Terminal
Security checks across malware telemetry and agentic risk
Overview
This is a disclosed local terminal helper that can run powerful shell commands and store local command history, so it appears purpose-aligned but should be used carefully.
Install this only if you want an agent-assisted local terminal workflow. Treat every proposed command like a command you typed yourself: preview it first, confirm destructive actions explicitly, and use the history privacy flags for sensitive work.
VirusTotal
VirusTotal findings are pending for this skill version.
Risk analysis
Artifact-based informational review of SKILL.md, metadata, install specs, static scan signals, and capability signals. ClawScan does not execute the skill or run runtime probes.
A command run through this skill can read or change local files, start processes, or invoke network-capable tools with the current user's permissions.
The script executes a supplied shell command in a local working directory. That is central to the terminal-copilot purpose and is disclosed, but it gives the skill broad local execution capability.

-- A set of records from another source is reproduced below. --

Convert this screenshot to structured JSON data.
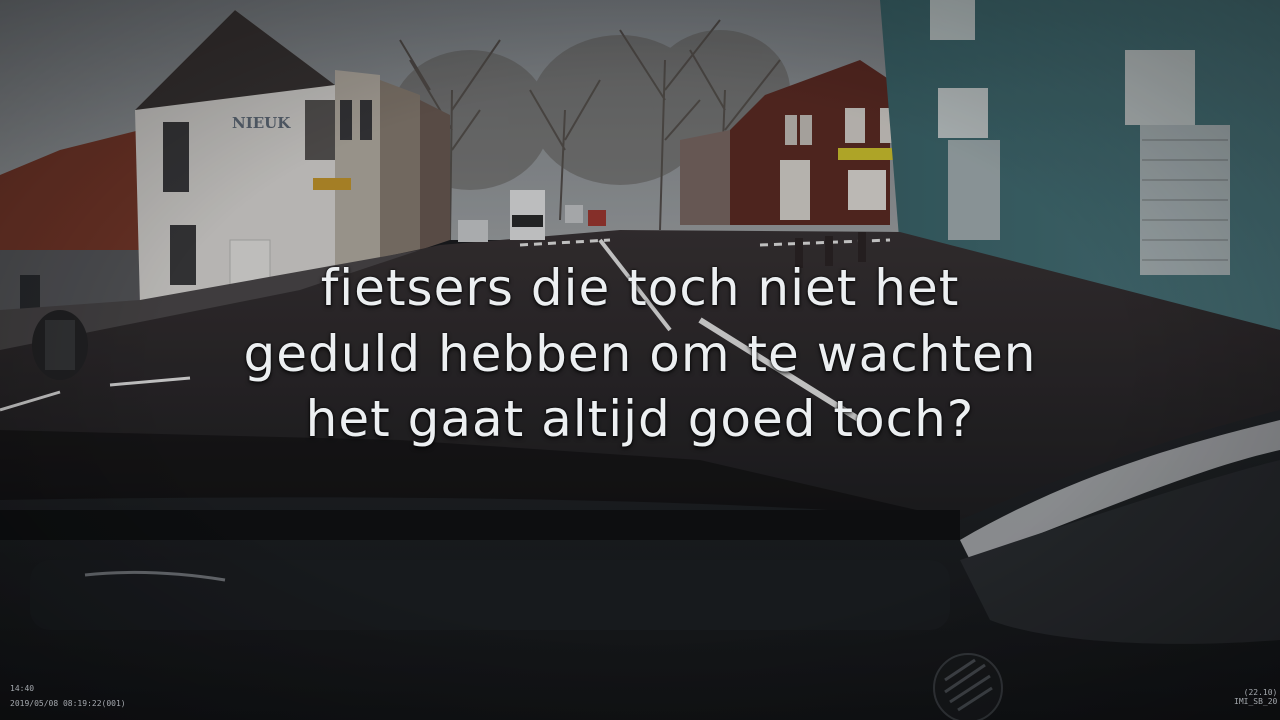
{
  "subtitle": {
    "line1": "fietsers die toch niet het",
    "line2": "geduld hebben om te wachten",
    "line3": "het gaat altijd goed toch?"
  },
  "building_sign": "NIEUK",
  "osd": {
    "left_time": "14:40",
    "left_stamp": "2019/05/08 08:19:22(001)",
    "right_value": "(22.10)",
    "right_code": "IMI_SB_20"
  },
  "colors": {
    "sky": "#8f9498",
    "road": "#2a2b2f",
    "teal_building": "#3f6d74",
    "white_building": "#dcdcdc",
    "brick": "#6a2f26",
    "dashboard": "#1c1f23"
  }
}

completed = subprocess.run(
args.command,
shell=True,
cwd=args.cwd,
text=True,
capture_output=True
)Use preview mode before execution, inspect each command carefully, and only pass `--yes` for high-risk commands after confirming the impact.

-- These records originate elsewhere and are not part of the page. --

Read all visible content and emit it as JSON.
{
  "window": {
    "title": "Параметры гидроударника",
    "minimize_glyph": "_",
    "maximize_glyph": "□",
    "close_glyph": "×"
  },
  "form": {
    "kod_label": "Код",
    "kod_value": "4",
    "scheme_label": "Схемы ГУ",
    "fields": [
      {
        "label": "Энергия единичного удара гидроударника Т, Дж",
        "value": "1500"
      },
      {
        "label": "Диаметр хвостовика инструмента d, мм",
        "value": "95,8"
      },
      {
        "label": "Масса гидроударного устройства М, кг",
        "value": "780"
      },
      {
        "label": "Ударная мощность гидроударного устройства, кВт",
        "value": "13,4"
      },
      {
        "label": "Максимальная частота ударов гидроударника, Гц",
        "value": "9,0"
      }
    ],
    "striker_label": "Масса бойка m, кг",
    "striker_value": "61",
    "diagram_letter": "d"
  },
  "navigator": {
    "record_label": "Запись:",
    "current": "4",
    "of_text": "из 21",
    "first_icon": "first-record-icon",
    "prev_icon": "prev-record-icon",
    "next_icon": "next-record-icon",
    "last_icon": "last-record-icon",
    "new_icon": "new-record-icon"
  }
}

Sensitive command results could remain in local history if a command prints secrets, private file contents, or personal data.

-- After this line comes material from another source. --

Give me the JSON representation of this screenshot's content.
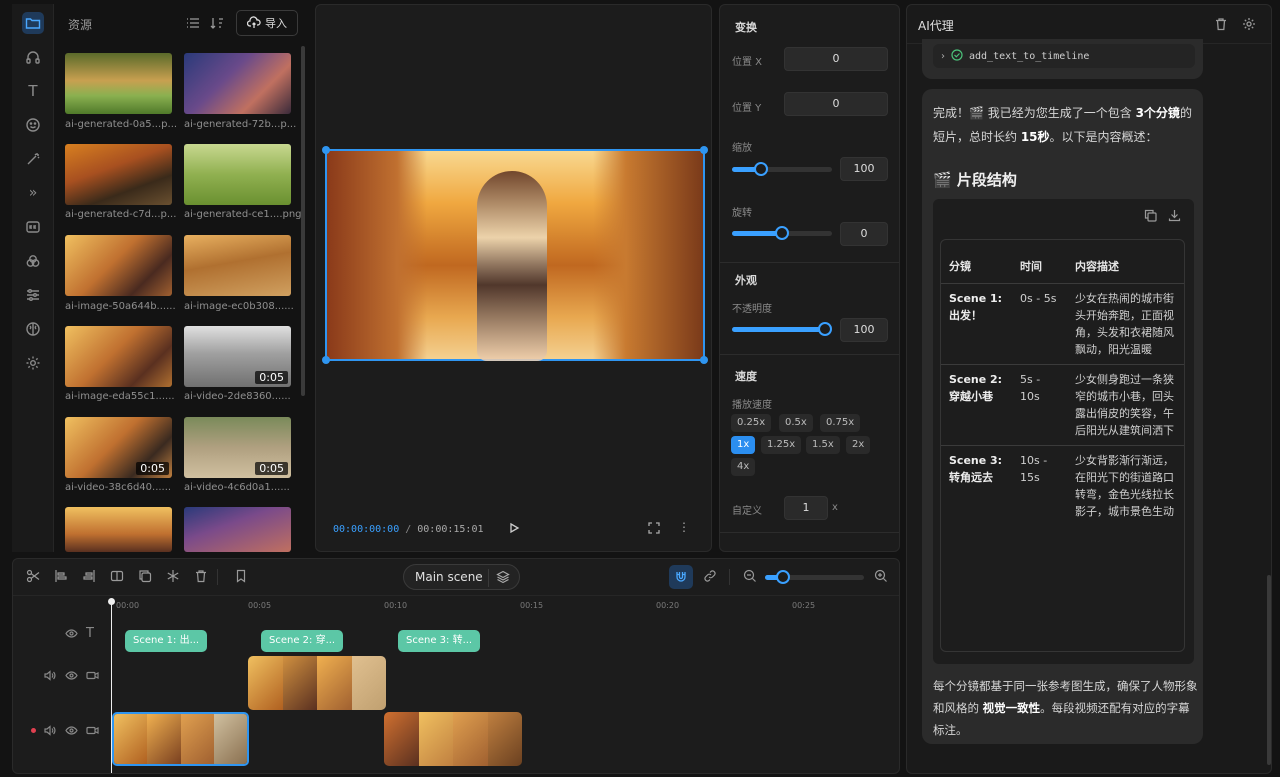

Command, working directory, status, and truncated stdout/stderr are written to local history. The code redacts some sensitive patterns and supports not storing output, but command output may still contain private information.
"command": safe_command,
"cwd": os.path.abspath(cwd),
"risk": risk,
"status": status,
"returncode": returncode,
"stdout": safe_stdout[-4000:],
"stderr": safe_stderr[-4000:]Use `--no-store-output` for sensitive commands, use `--redact-display` when showing output, and review or clear the local history when needed.